Uçurtma Avcısı (The Kite Runner), Afganistan doğumlu Amerikalı yazar Halit Hüseyni'nin ilk romanıydı. 2003 yılında yayınlanan kitap, bir Afgan tarafından İngilizce yazılmış ilk romandı.
Uçurtma Avcısı, kısa sürede The New York Times'ın ‘en çok satanlar listesinde’ bir numaraya kadar yükseldi ve yazıldıktan dört yıl sonra da Amerikalı yapımcı Marc Forster tarafından filme aktarıldı.

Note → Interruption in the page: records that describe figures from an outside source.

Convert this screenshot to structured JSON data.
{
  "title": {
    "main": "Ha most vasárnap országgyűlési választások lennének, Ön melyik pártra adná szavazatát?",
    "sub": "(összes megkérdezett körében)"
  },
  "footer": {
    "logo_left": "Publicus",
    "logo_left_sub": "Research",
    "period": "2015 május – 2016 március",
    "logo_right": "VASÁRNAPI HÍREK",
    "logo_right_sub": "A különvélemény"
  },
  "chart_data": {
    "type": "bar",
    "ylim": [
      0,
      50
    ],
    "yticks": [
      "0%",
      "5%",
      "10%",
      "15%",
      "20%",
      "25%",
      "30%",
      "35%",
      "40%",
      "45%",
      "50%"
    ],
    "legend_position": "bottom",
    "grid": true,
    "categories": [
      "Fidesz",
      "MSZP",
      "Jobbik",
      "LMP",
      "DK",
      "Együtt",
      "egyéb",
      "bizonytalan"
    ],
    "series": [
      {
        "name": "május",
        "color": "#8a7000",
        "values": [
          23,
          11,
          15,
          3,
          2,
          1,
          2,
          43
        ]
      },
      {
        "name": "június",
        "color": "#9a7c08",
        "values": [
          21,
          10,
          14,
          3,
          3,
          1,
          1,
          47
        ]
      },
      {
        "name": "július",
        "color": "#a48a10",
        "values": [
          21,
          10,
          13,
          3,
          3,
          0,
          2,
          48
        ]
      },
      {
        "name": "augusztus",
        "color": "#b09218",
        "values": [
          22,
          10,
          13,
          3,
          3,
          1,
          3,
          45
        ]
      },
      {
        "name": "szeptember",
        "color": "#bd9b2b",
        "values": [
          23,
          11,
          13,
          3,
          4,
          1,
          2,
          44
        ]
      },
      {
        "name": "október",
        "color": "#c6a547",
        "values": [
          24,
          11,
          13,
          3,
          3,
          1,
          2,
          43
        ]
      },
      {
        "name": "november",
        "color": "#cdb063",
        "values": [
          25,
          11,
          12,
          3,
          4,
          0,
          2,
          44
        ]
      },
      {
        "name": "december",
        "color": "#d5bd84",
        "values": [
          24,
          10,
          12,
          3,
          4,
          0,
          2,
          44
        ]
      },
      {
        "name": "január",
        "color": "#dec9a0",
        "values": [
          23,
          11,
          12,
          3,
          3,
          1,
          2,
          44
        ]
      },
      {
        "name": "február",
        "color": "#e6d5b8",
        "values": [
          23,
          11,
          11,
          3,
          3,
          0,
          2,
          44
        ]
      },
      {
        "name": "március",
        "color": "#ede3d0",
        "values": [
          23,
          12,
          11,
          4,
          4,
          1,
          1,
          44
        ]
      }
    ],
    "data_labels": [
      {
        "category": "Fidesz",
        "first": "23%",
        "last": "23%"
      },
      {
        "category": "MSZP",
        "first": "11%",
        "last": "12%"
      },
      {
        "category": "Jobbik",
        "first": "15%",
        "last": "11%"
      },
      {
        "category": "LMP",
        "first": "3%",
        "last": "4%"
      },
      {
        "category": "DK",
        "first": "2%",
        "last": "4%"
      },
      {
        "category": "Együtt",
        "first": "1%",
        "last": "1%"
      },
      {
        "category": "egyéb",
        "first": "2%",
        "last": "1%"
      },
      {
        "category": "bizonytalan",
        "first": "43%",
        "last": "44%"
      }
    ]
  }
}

Sinema tarafıyla ilgili yorum yapmayacağım ama kitap, hiç kuşku duymadan söylüyorum ki günümüz edebiyatının başyapıtlarından biri.
O kitapta işte, harikulade bir günah tanımı var. Halit Hüseyni, kitabındaki ‘baba’ karakterine şu sözü söyletir:
‘Yalnızca bir günah vardır, tek bir günah…
O da hırsızlıktır….
Onun dışındaki bütün günahlar hırsızlığın çeşitlemesidir... Bir insanı öldürdüğün zaman, bir yaşamı çalmış olursun. Karısının elinden bir kocayı, çocuklarından bir babayı almış olursun. Yalan söylediğinde, birinin gerçeğe ulaşma hakkını çalarsın. Hile yaptığın, birini aldattığın zaman doğruluğu, haklılığı çalmış olursun. Kendisine ait olmayan bir şeyi -bu ister bir can olsun isterse bir dilim ekmek- alan insan âdidir!
Çalmaktan daha kötü bir suç yoktur...’
***
Şimdi kötülüklerle, suçlarla ve günahlarla örülü dünyamızda kendi gerçek, kendi ‘kurgusal olmayan’ günahlarımıza göz atmaya cesaretimiz var mı?
İtiraf etmeyi bir deneyelim isterseniz, hani dünyayı değiştiremezsek de belki azıcık rahatlarız:
Hüseyni’nin tanımına -en önemli günahın türlü varyasyonlarıyla hırsızlık olduğuna- inanmakla beraber, ben ‘fırsatçılığın’ da bir büyük günah olduğunu düşünüyorum.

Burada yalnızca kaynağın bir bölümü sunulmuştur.